Last week, I was on holiday in the Kruger National Park with my trusty 12-year-old family SUV. After 3 days and some 250 kilometers on some of the worst, corrugated sand roads in the Southern part of the park, my vehicle began to emit a loud, jarring, clunking noises the passenger side wheel. Being in the heart of big cat territory, stopping wasn't an option, so I pressed on, praying the disturbance was nothing serious.

Being far from home in a remote area heightened my anxiety about the noise. I had only basic tools—a tyre repair kit and a 4-way wheel spanner—which fortunately proved adequate. When I finally managed to inspect the issue by jacking up the car and removing the wheel, I discovered that a stabilizer link nut had come loose. One side of the 4-way spanner fit the nut, allowing me to tighten it back into place, which stopped the noise. This minor fix was a relief, especially since the nearest town, Komatipoort, was far, and I was unfamiliar with finding a mechanic there.

This experience served as a perfect prelude to my exploration of car noises—what they mean, and when to worry or breathe a sigh of relief.

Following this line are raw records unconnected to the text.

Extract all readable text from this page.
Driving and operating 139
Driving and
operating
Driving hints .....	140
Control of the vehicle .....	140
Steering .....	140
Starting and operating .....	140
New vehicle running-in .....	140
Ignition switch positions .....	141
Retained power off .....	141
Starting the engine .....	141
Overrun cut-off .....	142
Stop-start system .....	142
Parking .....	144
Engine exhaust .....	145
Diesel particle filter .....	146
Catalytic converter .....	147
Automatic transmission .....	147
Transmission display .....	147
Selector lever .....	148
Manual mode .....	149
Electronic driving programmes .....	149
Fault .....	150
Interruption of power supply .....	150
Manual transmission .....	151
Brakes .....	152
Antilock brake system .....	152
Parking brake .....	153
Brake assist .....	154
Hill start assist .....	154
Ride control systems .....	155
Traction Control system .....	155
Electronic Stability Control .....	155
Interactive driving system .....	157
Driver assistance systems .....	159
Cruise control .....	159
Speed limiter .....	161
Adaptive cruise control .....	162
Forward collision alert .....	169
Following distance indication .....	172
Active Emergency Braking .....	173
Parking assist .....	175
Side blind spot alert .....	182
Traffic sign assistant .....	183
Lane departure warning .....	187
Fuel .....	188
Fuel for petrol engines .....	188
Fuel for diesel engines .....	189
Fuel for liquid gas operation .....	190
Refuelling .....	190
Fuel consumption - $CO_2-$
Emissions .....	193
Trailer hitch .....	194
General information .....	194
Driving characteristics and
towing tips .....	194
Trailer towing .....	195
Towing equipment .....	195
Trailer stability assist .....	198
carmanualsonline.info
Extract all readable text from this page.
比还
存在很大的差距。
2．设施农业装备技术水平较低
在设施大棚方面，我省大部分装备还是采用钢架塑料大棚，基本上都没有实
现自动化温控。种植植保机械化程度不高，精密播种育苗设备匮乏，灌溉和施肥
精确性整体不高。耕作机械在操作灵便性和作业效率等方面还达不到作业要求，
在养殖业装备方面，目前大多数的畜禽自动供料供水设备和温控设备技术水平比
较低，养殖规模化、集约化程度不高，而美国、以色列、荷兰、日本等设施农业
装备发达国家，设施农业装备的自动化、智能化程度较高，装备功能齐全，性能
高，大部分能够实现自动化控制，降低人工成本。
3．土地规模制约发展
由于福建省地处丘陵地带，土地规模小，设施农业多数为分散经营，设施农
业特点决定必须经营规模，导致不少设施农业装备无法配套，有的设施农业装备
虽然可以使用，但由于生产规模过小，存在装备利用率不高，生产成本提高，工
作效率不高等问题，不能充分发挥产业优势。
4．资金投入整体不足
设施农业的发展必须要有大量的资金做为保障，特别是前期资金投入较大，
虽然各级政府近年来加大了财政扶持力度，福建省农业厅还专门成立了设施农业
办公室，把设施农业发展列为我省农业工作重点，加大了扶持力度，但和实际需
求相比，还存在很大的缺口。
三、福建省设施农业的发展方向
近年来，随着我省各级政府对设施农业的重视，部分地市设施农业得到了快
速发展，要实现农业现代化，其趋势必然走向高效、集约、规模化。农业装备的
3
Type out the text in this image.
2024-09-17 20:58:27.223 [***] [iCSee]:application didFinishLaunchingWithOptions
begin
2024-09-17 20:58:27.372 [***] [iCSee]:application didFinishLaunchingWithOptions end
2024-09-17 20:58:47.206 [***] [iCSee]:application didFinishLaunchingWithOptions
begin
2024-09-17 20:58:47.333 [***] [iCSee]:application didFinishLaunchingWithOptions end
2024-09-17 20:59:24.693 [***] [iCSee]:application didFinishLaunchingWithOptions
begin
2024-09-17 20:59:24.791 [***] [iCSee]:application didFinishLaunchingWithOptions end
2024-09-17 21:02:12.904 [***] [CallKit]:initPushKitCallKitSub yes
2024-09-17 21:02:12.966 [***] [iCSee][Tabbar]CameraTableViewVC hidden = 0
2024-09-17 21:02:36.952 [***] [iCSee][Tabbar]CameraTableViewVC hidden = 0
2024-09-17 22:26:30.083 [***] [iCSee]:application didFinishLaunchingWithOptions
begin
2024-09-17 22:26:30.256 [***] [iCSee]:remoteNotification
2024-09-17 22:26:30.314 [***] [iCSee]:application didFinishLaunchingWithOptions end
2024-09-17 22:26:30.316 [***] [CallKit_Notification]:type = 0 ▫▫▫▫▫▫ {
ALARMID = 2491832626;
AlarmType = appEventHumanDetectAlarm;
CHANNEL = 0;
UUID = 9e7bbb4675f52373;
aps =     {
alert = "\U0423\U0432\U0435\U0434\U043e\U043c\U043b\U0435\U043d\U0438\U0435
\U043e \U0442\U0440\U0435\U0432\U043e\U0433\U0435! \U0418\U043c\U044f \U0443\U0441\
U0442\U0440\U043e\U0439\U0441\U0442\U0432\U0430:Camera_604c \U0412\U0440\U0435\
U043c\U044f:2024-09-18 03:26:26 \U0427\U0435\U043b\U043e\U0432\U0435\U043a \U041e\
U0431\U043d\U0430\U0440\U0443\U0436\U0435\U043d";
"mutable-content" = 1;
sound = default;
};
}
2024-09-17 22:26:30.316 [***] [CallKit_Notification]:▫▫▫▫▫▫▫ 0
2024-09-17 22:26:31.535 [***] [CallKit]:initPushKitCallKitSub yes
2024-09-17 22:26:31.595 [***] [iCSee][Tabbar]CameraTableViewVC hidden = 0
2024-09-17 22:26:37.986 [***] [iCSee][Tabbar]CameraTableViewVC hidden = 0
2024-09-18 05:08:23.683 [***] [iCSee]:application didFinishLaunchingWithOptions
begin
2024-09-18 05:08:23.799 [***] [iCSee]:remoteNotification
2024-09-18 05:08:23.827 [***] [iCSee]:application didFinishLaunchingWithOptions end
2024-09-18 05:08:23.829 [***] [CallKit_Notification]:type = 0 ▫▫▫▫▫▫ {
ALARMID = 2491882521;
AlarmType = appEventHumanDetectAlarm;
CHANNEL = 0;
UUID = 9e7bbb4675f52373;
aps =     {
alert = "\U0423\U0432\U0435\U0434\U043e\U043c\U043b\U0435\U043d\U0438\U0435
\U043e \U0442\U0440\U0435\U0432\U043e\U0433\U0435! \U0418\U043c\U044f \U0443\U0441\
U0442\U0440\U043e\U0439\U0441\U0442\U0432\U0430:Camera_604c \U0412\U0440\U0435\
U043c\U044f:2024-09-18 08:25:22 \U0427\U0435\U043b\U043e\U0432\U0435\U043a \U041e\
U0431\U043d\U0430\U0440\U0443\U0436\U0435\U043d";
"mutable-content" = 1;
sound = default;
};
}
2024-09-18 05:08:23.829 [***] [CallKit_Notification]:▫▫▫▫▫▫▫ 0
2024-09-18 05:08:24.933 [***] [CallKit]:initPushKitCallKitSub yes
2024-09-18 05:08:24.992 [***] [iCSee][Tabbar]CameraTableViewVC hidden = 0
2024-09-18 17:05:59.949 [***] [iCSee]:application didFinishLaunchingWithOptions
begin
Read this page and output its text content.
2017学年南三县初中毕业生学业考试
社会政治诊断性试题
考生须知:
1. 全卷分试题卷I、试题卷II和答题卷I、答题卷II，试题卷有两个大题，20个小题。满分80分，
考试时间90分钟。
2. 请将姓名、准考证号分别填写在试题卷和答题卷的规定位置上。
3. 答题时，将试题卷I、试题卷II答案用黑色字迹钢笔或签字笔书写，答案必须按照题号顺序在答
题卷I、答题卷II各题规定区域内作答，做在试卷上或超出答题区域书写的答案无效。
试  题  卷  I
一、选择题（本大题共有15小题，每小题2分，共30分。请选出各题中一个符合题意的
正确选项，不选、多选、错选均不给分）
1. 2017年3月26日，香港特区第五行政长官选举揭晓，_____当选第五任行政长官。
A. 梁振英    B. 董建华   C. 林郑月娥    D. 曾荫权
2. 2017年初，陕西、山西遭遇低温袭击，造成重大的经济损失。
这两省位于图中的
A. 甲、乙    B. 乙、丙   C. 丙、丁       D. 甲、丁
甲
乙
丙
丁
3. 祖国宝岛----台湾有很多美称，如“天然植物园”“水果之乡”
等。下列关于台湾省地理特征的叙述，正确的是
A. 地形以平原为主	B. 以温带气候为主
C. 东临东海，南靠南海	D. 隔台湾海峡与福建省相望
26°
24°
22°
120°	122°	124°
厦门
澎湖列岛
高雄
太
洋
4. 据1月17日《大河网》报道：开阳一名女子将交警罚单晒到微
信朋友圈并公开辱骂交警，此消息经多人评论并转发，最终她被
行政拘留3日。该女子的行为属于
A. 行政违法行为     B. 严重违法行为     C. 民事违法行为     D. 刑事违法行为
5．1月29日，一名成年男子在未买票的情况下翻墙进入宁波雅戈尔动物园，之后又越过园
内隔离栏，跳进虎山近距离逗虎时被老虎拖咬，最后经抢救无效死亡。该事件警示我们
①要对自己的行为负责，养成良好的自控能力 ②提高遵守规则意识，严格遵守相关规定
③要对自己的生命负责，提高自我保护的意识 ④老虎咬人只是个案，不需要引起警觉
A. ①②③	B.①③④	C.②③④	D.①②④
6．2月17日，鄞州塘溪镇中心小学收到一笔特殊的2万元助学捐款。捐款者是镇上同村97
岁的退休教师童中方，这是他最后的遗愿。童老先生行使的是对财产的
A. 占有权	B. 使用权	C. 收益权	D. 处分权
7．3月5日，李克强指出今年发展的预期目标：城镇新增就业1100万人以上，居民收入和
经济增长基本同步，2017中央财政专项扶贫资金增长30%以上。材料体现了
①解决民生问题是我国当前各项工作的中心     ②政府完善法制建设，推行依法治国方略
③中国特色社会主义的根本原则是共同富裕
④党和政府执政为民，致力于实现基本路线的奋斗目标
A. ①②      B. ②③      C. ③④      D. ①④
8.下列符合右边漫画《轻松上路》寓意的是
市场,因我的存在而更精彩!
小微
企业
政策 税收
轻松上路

Common, Harmless Car Noises

Outlined below are several noises that typically stem from normal wear and tear and can be quickly addressed, potentially saving you from more substantial repair bills down the line:

  1. Engine Squeals Upon Starting
    The squealing noise you hear when you start your engine is most likely due to a worn serpentine belt. This belt is crucial, powering the alternator, starter, and other components. Fortunately, the remedy often involves a simple adjustment or replacement of the belt—both straightforward and economical solutions.
  2. Brake Squeaking
    Hearing a high-pitched squeak when you press the brake pedal usually means it’s time to replace your brake pads. A clear, squeaky sound serves as a gentle reminder for a quick pad change. If the noise sounds more metallic, however, it suggests that the rotors are dangerously close to making contact with the brakes, which is a more serious issue.
  3. Steering Clicks
    Clicking noises during steering can be unsettling but are often due to worn CV (constant velocity) joints. These joints are essential for providing flexibility to wheel axles. Recognizing this sound early and having a mechanic inspect the CV joints can prevent more significant damage, making replacement both simpler and cheaper.
  4. Loud Tyre Noises
    Tyres naturally produce noise, but certain sounds, especially vibrations, may indicate issues like a bent wheel. While this points to potential problems with alignment or wheel balance, these are generally quick checks and fixes that shouldn’t be neglected, despite not being immediately dire.


How to Respond to These Noises

  1. Stay Calm
    First and foremost, do not panic. Remember that while cars are complex mechanical entities, not every noise signifies a catastrophic failure. Addressing small, localized issues is often routine and won't break the bank.
  2. Consult a Professional
    Think back to how your car sounded when it was brand new—that’s your baseline. Any deviation from this should be considered a signal to have a professional evaluate your vehicle.
  3. Don’t Ignore Them
    Ignoring minor noises might seem like a viable option, especially if they don’t affect your driving experience directly. However, small issues can escalate quickly. For example, accustomed clicking from the CV joints might be tolerable until the joint fails completely, leading to potential loss of vehicle control.


Noises as Preventative Cues
Ultimately, treat every car noise not as an alarm, but as a helpful guide prompting you towards preventative maintenance. Whether it’s checking the serpentine belt, replacing brake discs, repairing axle joints, or monitoring your tyres, these sounds are your reminders to maintain vigilance and address issues promptly, ensuring your safety and the longevity of your car.